ROTATION-EQUIVARIANT GRAPH CONVOLUTIONAL NETWORKS FOR SPHERICAL DATA VIA GLOBAL-LOCAL ATTENTION

Graph convolutional networks (GCNs) are widely adopted for spherical data processing, striking a balance between rotation equivariance and computation efficiency. However, current GCN-based approaches either apply radial filters with a fixed convolution kernel, or adopt attention schemes to learn a variable kernel based only on node features, which lack expressiveness and may suffer over-smoothing problem. To address this, in this paper, we propose a global-local attention-based spherical graph convolution (GlasGC) for spherical data representation. Specifically, the designed graph convolution includes a structure-enhanced local attention module to estimate the structure correlation efficiently based on topological characteristics of the given spherical graph.

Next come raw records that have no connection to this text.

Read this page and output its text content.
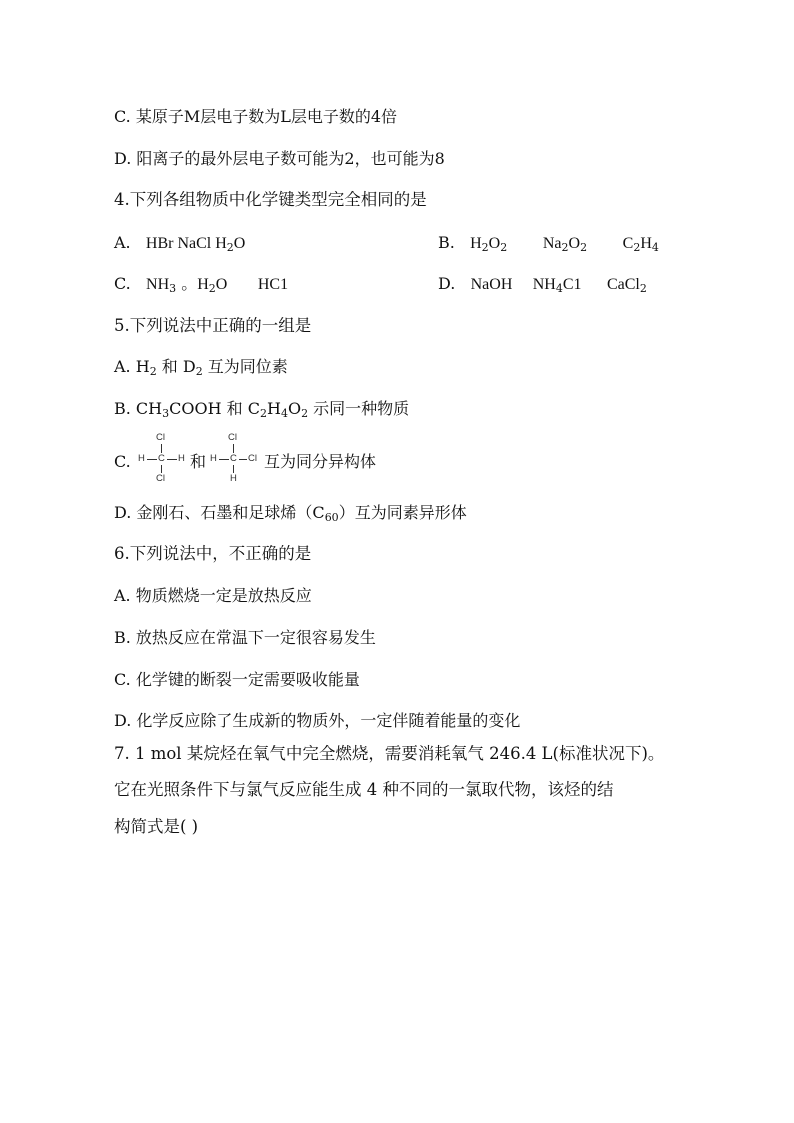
C. 某原子M层电子数为L层电子数的4倍
D. 阳离子的最外层电子数可能为2，也可能为8
4.下列各组物质中化学键类型完全相同的是
A. HBr NaCl $H_2O$	B. $H_2O_2$ $Na_2O_2$ $C_2H_4$
C. $NH_3$ 。$H_2O$ HC1	D. NaOH $NH_4C1$ CaCl$_2$
5.下列说法中正确的一组是
A. $H_2$ 和 $D_2$ 互为同位素
B. $CH_3COOH$ 和 $C_2H_4O_2$ 示同一种物质
C.
Cl
H C H
Cl
和
Cl
H C Cl
H
互为同分异构体
D. 金刚石、石墨和足球烯$(C_{60})$互为同素异形体
6.下列说法中，不正确的是
A. 物质燃烧一定是放热反应
B. 放热反应在常温下一定很容易发生
C. 化学键的断裂一定需要吸收能量
D. 化学反应除了生成新的物质外，一定伴随着能量的变化
7. 1 mol 某烷烃在氧气中完全燃烧，需要消耗氧气 246.4 L(标准状况下)。
它在光照条件下与氯气反应能生成 4 种不同的一氯取代物，该烃的结
构简式是( )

The structure correlation is then incorporated with the feature correlation to form the local attention that determines importance of a neighbor node to the center node. We also design a global attention module to obtain the importance scores of different nodes based on both node features and graph topology, which acts as a message-passing enhancer for informative nodes and can relieve the over-smoothing problem. Based on our proposed GlasGC, we design specific GlasGCNs for classification and semantic segmentation of spherical data. Empirical evaluations on these tasks demonstrate that our proposed GlasGCNs can generally achieve better classification and segmentation performance.